Monday, July 30, 2012

Med School Blows Past the Education Bubble

I expect the partisans to argue about this article as far as the health care law is concerned:

Health experts, including many who support the law, say there is little that the government or the medical profession will be able to do to close the gap by 2014, when the law begins extending coverage to about 30 million Americans. It typically takes a decade to train a doctor.

However, pertinent to the education bubble, we need doctors - and medical school is not in a bubble compared to other degrees. Of course, in how economics says education is a waste, we find that supply and demand ultimately matter, something many are missing when they try to argue in favor of education. While our marketplace holds too many degrees, unfortunately, we are seeing a major gap in some professions - the main one being medical school. In fact, law school is in a huge bubble, while these same students won't consider pursuing a medical degree (an M.D. is much harder to obtain). One related point I speak about that goes missing in this analysis is that while lawyers want all systems to become more bureaucratic, doctors want the system to produce superior results. The United States almost graduates more lawyers than doctors - what do you think the long term effect of this will be?

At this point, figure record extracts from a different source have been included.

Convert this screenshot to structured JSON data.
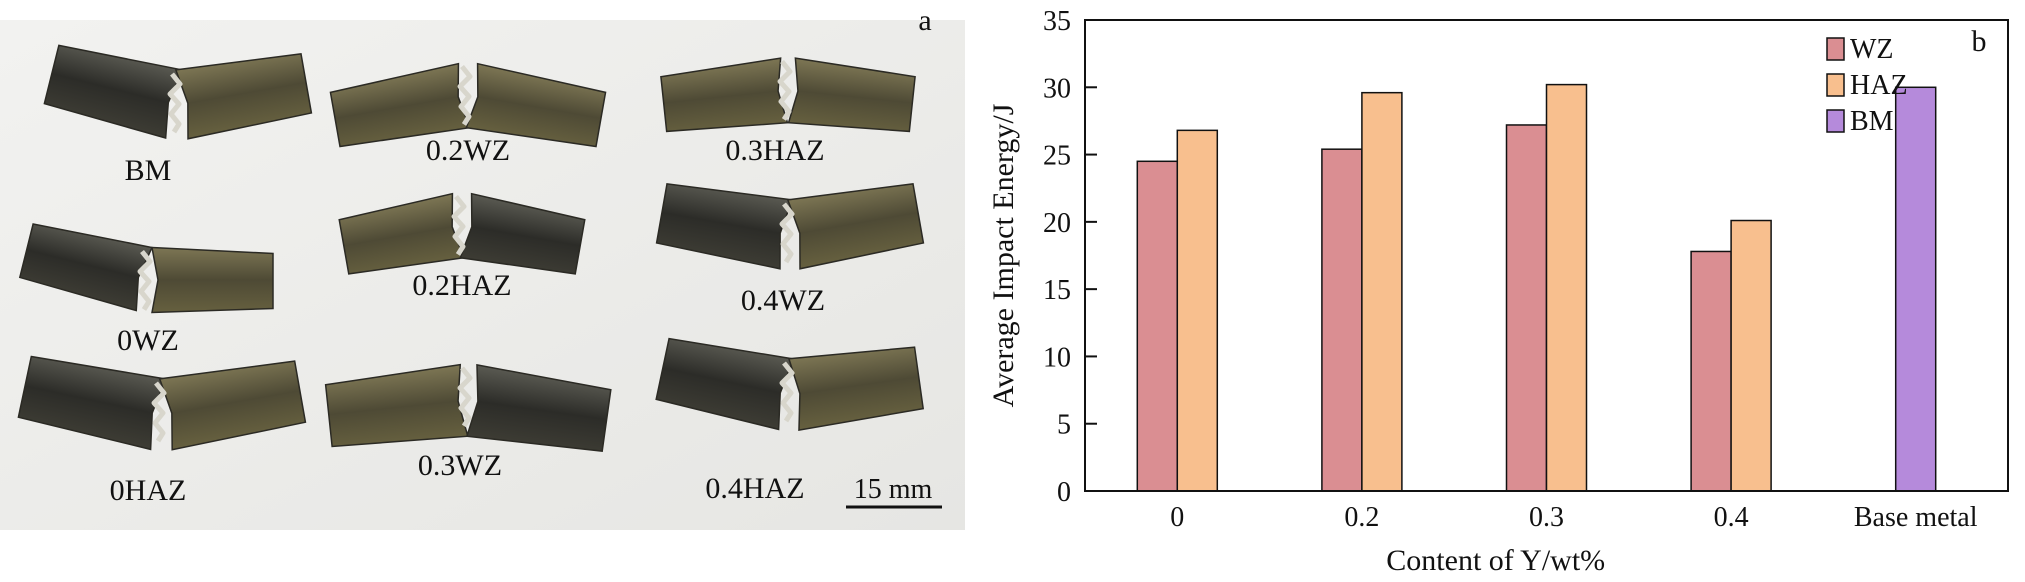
{
  "photo": {
    "panel_label": "a",
    "scale_bar": "15 mm",
    "specimens": [
      "BM",
      "0.2WZ",
      "0.3HAZ",
      "0.2HAZ",
      "0.4WZ",
      "0WZ",
      "0HAZ",
      "0.3WZ",
      "0.4HAZ"
    ]
  },
  "chart_data": {
    "type": "bar",
    "panel_label": "b",
    "title": "",
    "xlabel": "Content of Y/wt%",
    "ylabel": "Average Impact Energy/J",
    "categories": [
      "0",
      "0.2",
      "0.3",
      "0.4",
      "Base metal"
    ],
    "ylim": [
      0,
      35
    ],
    "yticks": [
      0,
      5,
      10,
      15,
      20,
      25,
      30,
      35
    ],
    "grid": false,
    "legend_position": "top-right",
    "series": [
      {
        "name": "WZ",
        "color": "#DA8E92",
        "values": [
          24.5,
          25.4,
          27.2,
          17.8,
          null
        ]
      },
      {
        "name": "HAZ",
        "color": "#F8BF8E",
        "values": [
          26.8,
          29.6,
          30.2,
          20.1,
          null
        ]
      },
      {
        "name": "BM",
        "color": "#B58ADB",
        "values": [
          null,
          null,
          null,
          null,
          30.0
        ]
      }
    ]
  }
}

The Supply and Demand Problem

Unlike other degrees, we have a major supply problem with medical school. We have a massive generation aging (the Baby Boomers) and we've expanded medical coverage under the health care law (increasing competition for goods and services). We don't have the equivalent increase in students attending medical school and we continue to see a rise in lawyers - these lawyers will only complicate the future healthcare system. In other words, health care costs will continue to rise for the foreseeable future due to a lack of doctors (this factor alone will cause problems). As this causes pain in the medical field, it could create more shortages because a shortage of labor can lead to overwork of that labor (ie: with a doctor shortage, existing doctors have to "offset" the labor shortage, thus some may choose to retire early). This could also cause pain in related medical professions, such as nursing.

Another factor, contributing to this problem, is the hostility toward young men on college campuses. In a private discussion I had with executives titled "Too Many Young Men In STEM Fields", I highlighted government policies trying to attract more young women, while punishing young men with interest in science (normally, a precursor to medical school). To put it bluntly: we need doctors regardless of their gender (note the the policy to decrease help to young men in STEM fields while trying to promote young women is a move to strengthen Obama's popularity among young single women - most of whom support his candidacy). While I understand the political move by Democrats, as young women are predominantly their voters, the problem is that we have a labor shortage in medicine. When you're faced with a labor shortage, you don't exacerbate the problem with policies that increase the shortage. Don't miss that male doctors are much more likely to work longer hours than female doctors. This means that you would need as much as twice as many female doctors as male doctors.

Note: The unintended consequences of serving only your group of people is that you end up undermining your group of people. We live in a society with a specialized division of labor. In this society, we rely on others and their skills (specialty). If we have a shortage of any specialty, we all pay a higher cost. Any political policy that favors one group over another in a way that would discourage one group from obtaining a specialty (especially when that specialty is in a shortage), will result is huge consequences for everyone including the favored group.

Ideology Over Pragmatism

A college professor once told me that all problems fundamentally begin when people place an ideology over pragmatism and we see that here. We have a shortage of doctors, an aging population, and plans to expand healthcare (all on top of a growing national debt that will eventually bankrupt the country). Yet we don't have the fundamentals in place for these things to exist in reality. In addition, we're adding legal complexity to the healthcare system (thank you lawyers!) and we're discouraging young men from going to college, ironically lowering the supply of future doctors that we'll need. In a way, the future looks bright for those in medical school, but sadly looks dim for the rest of the country.